For the case fake_data == True, it returns a Fake DataSet, DataSet([], [], fake_data=True, one_hot=one_hot, dtype=dtype, seed=seed), otherwise, It will returns the MNIST dataset with a high dimension dataset base.Datasets(train=train, validation=validation, test=test), which include training data:label, validation data:label, and test data:label.


  options = dict(dtype=dtype, reshape=reshape, seed=seed)
  
  train = DataSet(train_images, train_labels, **options)
  validation = DataSet(validation_images, validation_labels, **options)
  test = DataSet(test_images, test_labels, **options)

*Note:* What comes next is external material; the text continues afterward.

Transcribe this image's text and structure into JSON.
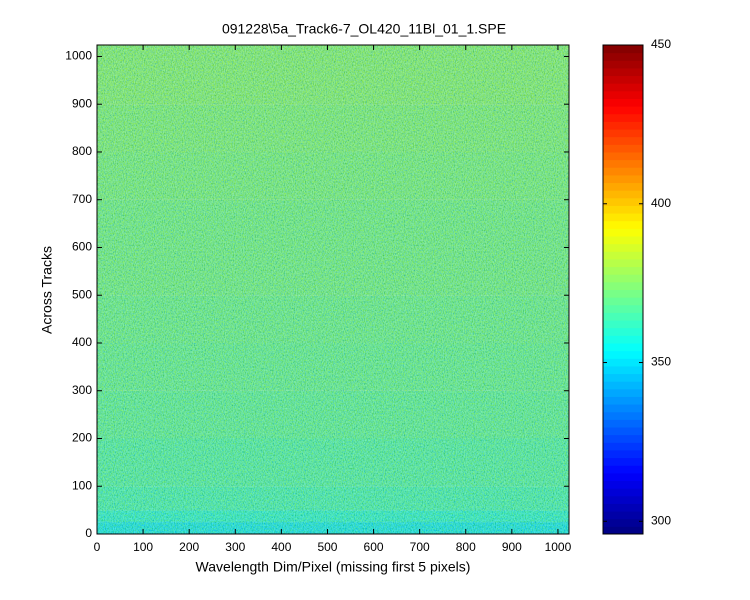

  # The origin implementation is dirtier than this, there is a pull request
  # https://github.com/tensorflow/tensorflow/pull/10188

And it worth to notify that the fake DataSet is not actuall a Empty DataSet, the fake_data label parameters will cause side-effect of how fn DataSet(fake_data=True).next_batch works.

The above one_hot label means, the labels will be present as `one-hot vertaxs

\[\begin{equation} label(2) := [0, 1, 0, 0, 0, 0, 0, 0, 0, 0]\\ \\ label(1) := [1, 0, 0, 0, 0, 0, 0, 0, 0, 0] \end{equation}\] \[\begin{equation} minst_i = (Set(Data(image_i)), Set(label_i)) \end{equation}\] \[\begin{equation} Data(image_i) = \sum_{r=0}^w\sum_{h=0}^h pixel(image_i, r, h) \end{equation}\]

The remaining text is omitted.